NEW YORK — U.S. stocks fell today, ending the longest winning streak for the Dow Jones industrial average in nearly 17 years.
The Dow Jones industrial average dropped 25.03 points, or 0.2 percent, to 14,514.11. The Standard & Poor's 500 index fell 2.53, or 0.2 percent, to 1,560.70. The Nasdaq composite index dropped 9.86, or 0.3 percent, to 3,249.07.
The S&P 500 closed just five points below its all-time closing high of 1,565, reached in October 2007. On Thursday, the Dow closed out a 10-day winning streak, its longest since November 1996.
The string of wins pushed the Dow up 484.65 points, or 3.4 percent, to a Thursday close of 14,539.14. The index's closing price on Feb. 28, just before the rally began, was 14,054.49.
Trading Friday was tentative because investors fear that rising inflation will cause the Federal Reserve to retreat from policies aimed at boosting markets. The government said that consumer prices increased in February at the fastest pace in more than three years.
The increase was driven by a spike in gas prices; the core index, which excludes the volatile energy and food categories, increased more modestly. But both figures rose 2 percent compared with a year earlier, enough to get investors' attention, said Peter Tchir, who runs the hedge fund TF Market Advisors.
"It's real and it's a drag, and I think people are growing concerned that it can get out of control quickly," Tchir said. He said signs of economic improvement and inflation "make them wonder if there will be continued market pressure on the Fed" to end its bond-buying programs.
The market's recent rally to multiyear highs was fueled in part by the Fed's efforts to keep interest rates low and encourage investment.
The Dow's long rally matched a 10-day winning streak that ended on Nov. 15, 1996. To find a longer uninterrupted series of gains, you would have to go back to Jan. 3, 1992, when the Dow rose for 11 consecutive days.
The index's longest winning streak was 14 days, ending June 14, 1897.
Stocks opened lower and extended their losses at 10 a.m. after a closely-watched index of consumer sentiment fell to its lowest level since the end of 2011. The University of Michigan's preliminary consumer sentiment index dropped 5.8 points to 71.8, according JPMorgan analyst Daniel Silver said in a note to clients.
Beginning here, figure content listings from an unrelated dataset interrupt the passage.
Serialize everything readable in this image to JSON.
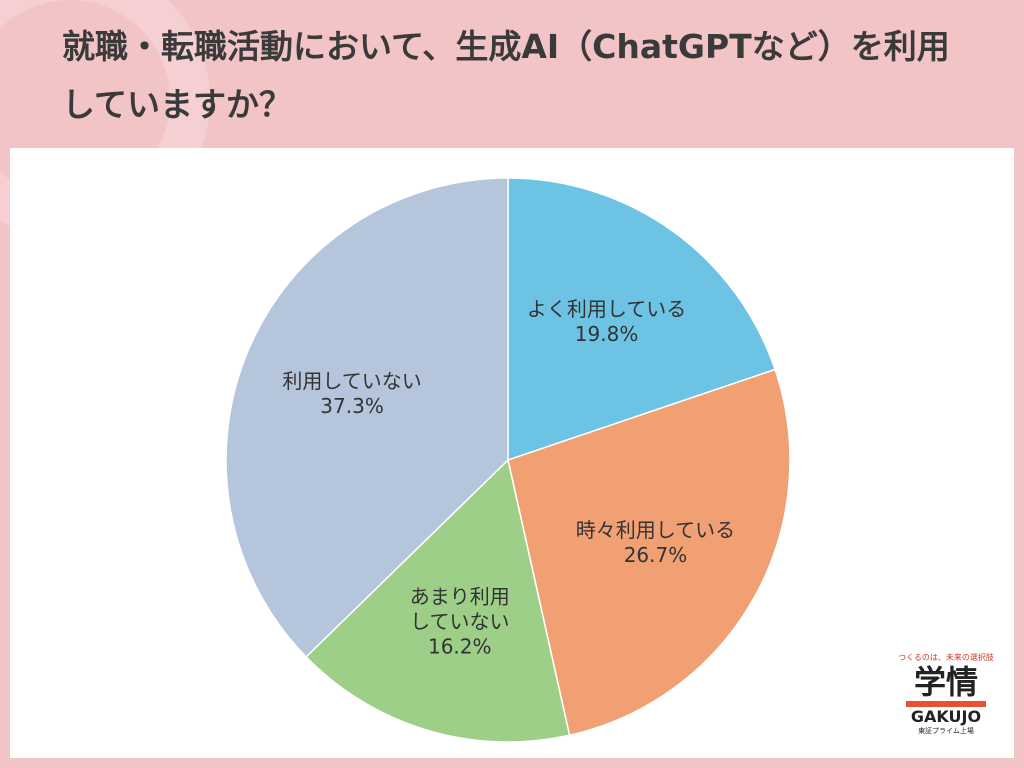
{
  "chart_data": {
    "type": "pie",
    "title": "就職・転職活動において、生成AI（ChatGPTなど）を利用していますか？",
    "categories": [
      "よく利用している",
      "時々利用している",
      "あまり利用していない",
      "利用していない"
    ],
    "values": [
      19.8,
      26.7,
      16.2,
      37.3
    ],
    "value_labels": [
      "19.8%",
      "26.7%",
      "16.2%",
      "37.3%"
    ],
    "colors": [
      "#6cc3e3",
      "#f0a072",
      "#9dcf88",
      "#b5c6dc"
    ]
  },
  "logo": {
    "tagline": "つくるのは、未来の選択肢",
    "name": "学情",
    "latin": "GAKUJO",
    "note": "東証プライム上場"
  }
}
Stocks reversed the losses briefly at midday, then drifted back down in the afternoon.
Traders are processing big banks' scores on "stress tests" administered by the Fed. The Fed said late Thursday that JPMorgan Chase and Goldman Sachs both need better plans to cope with a severe recession. It gave them until September to revise their plans.
Still, the Fed allowed both banks to increase their dividends and buy back their stock, signaling that regulators believe the banks are fundamentally sound.
The stock of JPMorgan fell 98 cents, or 1.9 percent, to $50.02. Goldman's stock rose 82 cents, or 0.5 percent, to $154.84.
The yield on the 10-year Treasury note fell to 1.99 percent from 2.06 percent early Thursday, as demand increased for ultra-safe investments.